The car’s current owner was introduced to Italian exotics at an early age when his dad brought home a Miura back in the ’70s when they were merely weird, used oddballs. Now a retired university professor, he has owned two of his own, getting in before the prices went completely bonkers. His current car, an original yellow P400, is an early example, number 98 out of the 743 built between 1966 and 1972 (online you will see 764, but it’s now believed that 20 or so of these cars were renumbered at the factory and thus counted twice). The car – already sold to its first owner, Mitch Daroff, the CEO of the menswear firm Botany 500 and an avid off-road racer – was the star of the 1968 New York auto show. There are pictures of it being fawned over by leggy models in fluorescent miniskirts.

***

In places where the Shelby driver loafs, the Miura piloto is sweating through a Jane Fonda workout, manhandling the heavy steering, working the heavy pedals, grappling with the balky shifter. Don’t go for that gated stick unless you’re prepared; the Miura’s transverse five-speed gearbox is notoriously slow and unwilling to be hurried. Heated complaints about the shifting were one reason Lamborghini turned the whole powertrain 90 degrees in the Miura’s successor, the Countach, placing the transmission between the seats so that the shifter sprouted directly from it. We never did get a clean 1-2 shift in despite using all the rev-matching, double-clutching tricks. The owner says it upshifts best at around 5000rpm on a full-throttle run. Which tracks, it’s a Miura. With all that unfiltered mechanical mayhem at your back, it’s like driving a car while sitting between its cylinder heads.
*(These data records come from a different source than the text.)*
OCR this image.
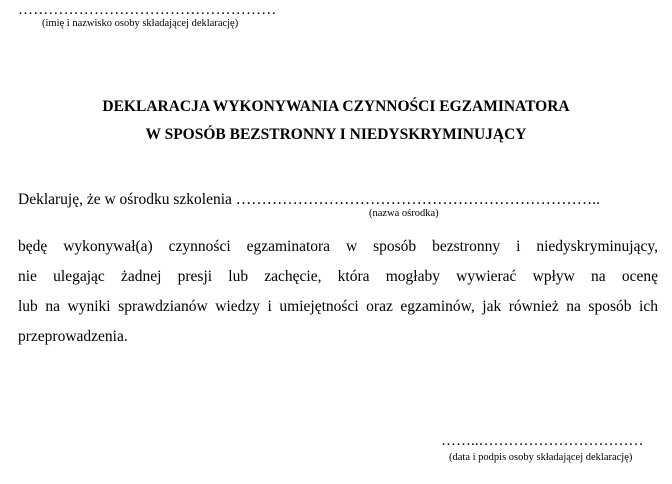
……………………………………………
(imię i nazwisko osoby składającej deklarację)
DEKLARACJA WYKONYWANIA CZYNNOŚCI EGZAMINATORA
W SPOSÓB BEZSTRONNY I NIEDYSKRYMINUJĄCY
Deklaruję, że w ośrodku szkolenia ……………………………………………………………..
(nazwa ośrodka)
będę wykonywał(a) czynności egzaminatora w sposób bezstronny i niedyskryminujący,
nie ulegając żadnej presji lub zachęcie, która mogłaby wywierać wpływ na ocenę
lub na wyniki sprawdzianów wiedzy i umiejętności oraz egzaminów, jak również na sposób ich
przeprowadzenia.
……..……………………………
(data i podpis osoby składającej deklarację)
How can these radically different cars make nearly identical horsepower? The answer lies in the calculation, which is work divided by time. The Shelby turns relatively slowly (peak torque at 3200rpm, remember) but can move a lot of mass, while the Lamborghini does its relatively paltry lift at a very speedy rate. Two ways of working the calculation to achieve the same number, give or take. And horsepower, that imposing figure upon which so many dreams are built, that divine idol to which so many have sacrificed so much effort and treasure, doesn’t really care how it’s made. And if we’ve learnt anything bringing these two circa-350bhp rock stars of 1967 together in such an unlikely pairing, it’s that their horsepower numbers are the least interesting thing about them.